I absolutely love this song by Ginny Owens. It expresses exactly how I feel about authentic evangelism. It isn't about a sales pitch or winning a debate or debunking someone else's religious views. It's about sharing stories about a real relationship and how it has changed me and saved me, and is continuing to do so. It's about offering a better way to live - it's pointing to life at its fullest. The idea of evangelism used to scare me, because I feared awkwardness and rejection and failure. But I don't fear that anymore; I have nothing to lose, because all I have to do is share the story God is writing in my life. And it's an epic tale of "true love and high adventure!" - one that I am excited to share and people want to hear. It is not my job to convince and convert... it is my job to sow seeds, shake salt, and shine light. Jesus will use my story and the evidence of his love, joy, peace and hope in my life to accomplish his good purpose.

You know what else is amazing? The more I tell my story, the more excited I get about following Jesus... the more I fall in love with Him.

Sunday, April 24, 2011

"Use Your Sanctified Imagination!"

All week, I've been pondering the question, "What did people do on that first Easter Sunday, after they found the tomb empty?" When I did a survey of my Fort Wayne friends, the general consensus was, "They were 'freaking out' in hiding." Which is quite probable, I'm sure. But what did that look like?

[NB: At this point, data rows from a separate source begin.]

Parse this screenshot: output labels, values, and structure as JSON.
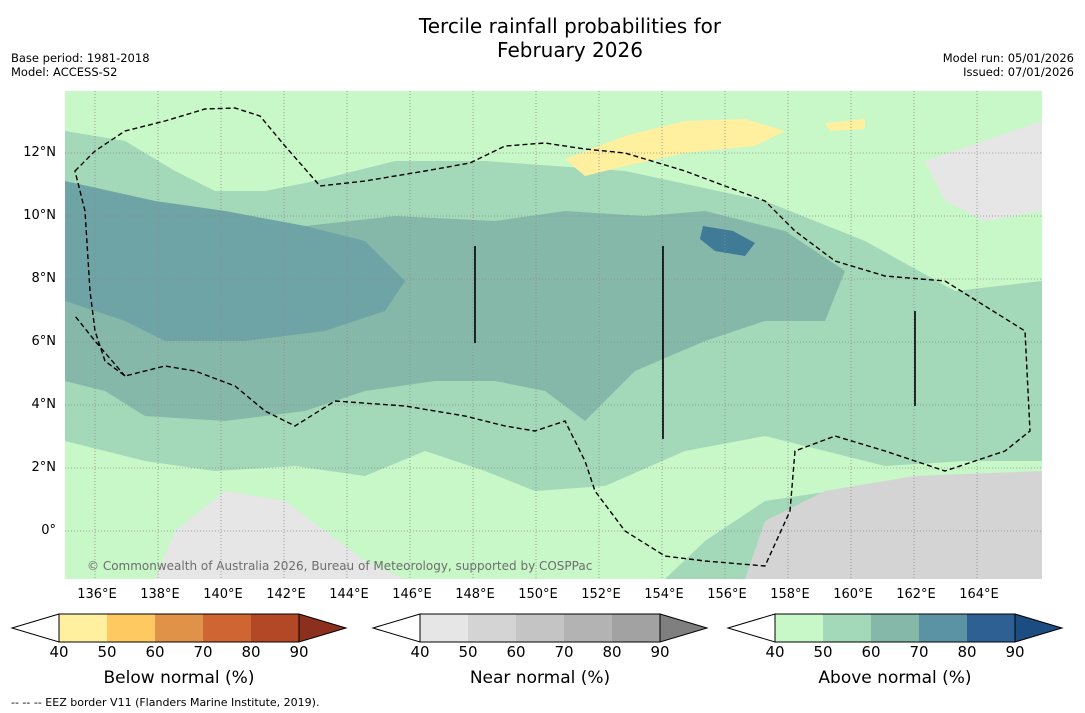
{
  "title_line1": "Tercile rainfall probabilities for",
  "title_line2": "February 2026",
  "meta_left": [
    "Base period: 1981-2018",
    "Model: ACCESS-S2"
  ],
  "meta_right": [
    "Model run: 05/01/2026",
    "Issued: 07/01/2026"
  ],
  "map": {
    "copyright": "© Commonwealth of Australia 2026, Bureau of Meteorology, supported by COSPPac",
    "lat_labels": [
      "12°N",
      "10°N",
      "8°N",
      "6°N",
      "4°N",
      "2°N",
      "0°"
    ],
    "lon_labels": [
      "136°E",
      "138°E",
      "140°E",
      "142°E",
      "144°E",
      "146°E",
      "148°E",
      "150°E",
      "152°E",
      "154°E",
      "156°E",
      "158°E",
      "160°E",
      "162°E",
      "164°E"
    ]
  },
  "colorbars": [
    {
      "label": "Below normal (%)",
      "ticks": [
        "40",
        "50",
        "60",
        "70",
        "80",
        "90"
      ],
      "colors": [
        "#fff0a0",
        "#fdc960",
        "#e09248",
        "#cf6532",
        "#b34826",
        "#8c2f1e"
      ]
    },
    {
      "label": "Near normal (%)",
      "ticks": [
        "40",
        "50",
        "60",
        "70",
        "80",
        "90"
      ],
      "colors": [
        "#e6e6e6",
        "#d4d4d4",
        "#c4c4c4",
        "#b3b3b3",
        "#a2a2a2",
        "#7f7f7f"
      ]
    },
    {
      "label": "Above normal (%)",
      "ticks": [
        "40",
        "50",
        "60",
        "70",
        "80",
        "90"
      ],
      "colors": [
        "#c8f7c8",
        "#a3d9b8",
        "#86b8aa",
        "#5c93a4",
        "#2f6094",
        "#1b4c82"
      ]
    }
  ],
  "footer": "--  --  -- EEZ border V11 (Flanders Marine Institute, 2019)."
}
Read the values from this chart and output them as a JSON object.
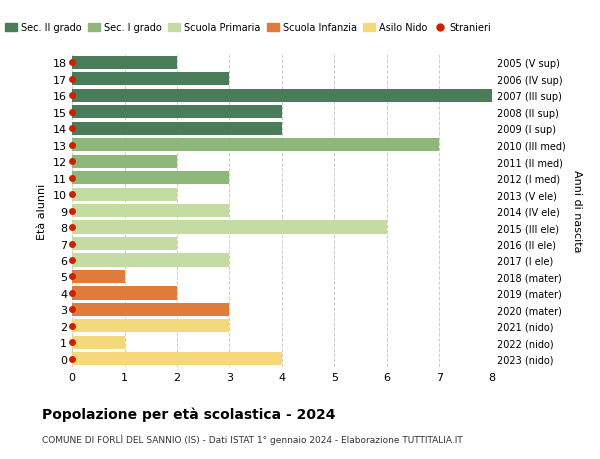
{
  "ages": [
    18,
    17,
    16,
    15,
    14,
    13,
    12,
    11,
    10,
    9,
    8,
    7,
    6,
    5,
    4,
    3,
    2,
    1,
    0
  ],
  "right_labels": [
    "2005 (V sup)",
    "2006 (IV sup)",
    "2007 (III sup)",
    "2008 (II sup)",
    "2009 (I sup)",
    "2010 (III med)",
    "2011 (II med)",
    "2012 (I med)",
    "2013 (V ele)",
    "2014 (IV ele)",
    "2015 (III ele)",
    "2016 (II ele)",
    "2017 (I ele)",
    "2018 (mater)",
    "2019 (mater)",
    "2020 (mater)",
    "2021 (nido)",
    "2022 (nido)",
    "2023 (nido)"
  ],
  "values": [
    2,
    3,
    8,
    4,
    4,
    7,
    2,
    3,
    2,
    3,
    6,
    2,
    3,
    1,
    2,
    3,
    3,
    1,
    4
  ],
  "colors": [
    "#4a7c59",
    "#4a7c59",
    "#4a7c59",
    "#4a7c59",
    "#4a7c59",
    "#8db87a",
    "#8db87a",
    "#8db87a",
    "#c5dba4",
    "#c5dba4",
    "#c5dba4",
    "#c5dba4",
    "#c5dba4",
    "#e07b39",
    "#e07b39",
    "#e07b39",
    "#f5d87a",
    "#f5d87a",
    "#f5d87a"
  ],
  "legend_labels": [
    "Sec. II grado",
    "Sec. I grado",
    "Scuola Primaria",
    "Scuola Infanzia",
    "Asilo Nido",
    "Stranieri"
  ],
  "legend_colors": [
    "#4a7c59",
    "#8db87a",
    "#c5dba4",
    "#e07b39",
    "#f5d87a",
    "#cc2200"
  ],
  "legend_markers": [
    "s",
    "s",
    "s",
    "s",
    "s",
    "o"
  ],
  "title": "Popolazione per età scolastica - 2024",
  "subtitle": "COMUNE DI FORLÌ DEL SANNIO (IS) - Dati ISTAT 1° gennaio 2024 - Elaborazione TUTTITALIA.IT",
  "ylabel": "Età alunni",
  "right_ylabel": "Anni di nascita",
  "xlim": [
    0,
    8
  ],
  "xticks": [
    0,
    1,
    2,
    3,
    4,
    5,
    6,
    7,
    8
  ],
  "bar_height": 0.8,
  "bg_color": "#ffffff",
  "grid_color": "#cccccc",
  "stranieri_color": "#cc2200",
  "stranieri_size": 4
}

Did they nervously rock back and forth in a corner, or did they work on a jigsaw puzzle to try to get their minds off their troubles? Did they escape to coloring books and 25 shades of Crayola blue? Did they eat or fast? Did they talk or cry or sing or sleep? They were together, right? So did they lean on each other or avoid eye contact?

This morning Kelsey and I went to a small church that reminded us both of our home churches. And do you know how they celebrated Easter? They had a baptism service in which about ten people shared their testimonies, declared their faith and commitment to Christ, and were dunked in chilly water. And it hit me that that could have been how some people spent that first Easter Sunday.

One person I am thinking of is Mary Magdalene. She saw the empty tomb, she heard the angels' news, she turned around and saw - saw - Jesus. She knew... she couldn't doubt it. So she may have "freaked out" and hid, but not out of fear and doubt. I bet she was bursting with joy and had a hard time containing it.

The pastor this morning told us to "use our sanctified imaginations." So I did. I imagine that Mary got all her girl friends together - the ones who had all those perfumes that they were going to use on Jesus - and they cooked and ate delicious food, for the first time in three days. And they sat around the table telling stories - stories about how they met Jesus and incredible moments they had with Him, when he taught them something powerful or when they saw him do something amazing or when they just felt peace and joy in his presence as they rested together after an exciting day of ministry. I'll bet the stories and memories just bubbled over - not like they do at a funeral, but more like at a family reunion.

So to celebrate Easter, Kelsey and I did that today. After the service, we went out for a nice lunch together and savored some of our favorite foods, then we can home and had a painting party with the theme "Sanctified Imagination." All the while we told stories about our own encounters with Jesus - the ways he has spoken to us and worked in our lives. "Testimony" has become a very complex and meaningful word for me, because I see God building his testimony of faithfulness and hope in my life more and more as I walk with him. It's a beautifully woven story, and it's exciting when I get to share parts of it sometimes, like today with Kelsey or the other day with Shannon or last week with Kathryn... because then they share parts of their story with me, and we both see the awesomeness of God  more clearly and understand the community we have as a fellowship of believers in Christ more fully, and God receives all the glory.

What's your story? What are your encounters with Christ? How has he healed you and changed you? Share it with someone today. It is because He is ALIVE that you have that story to tell!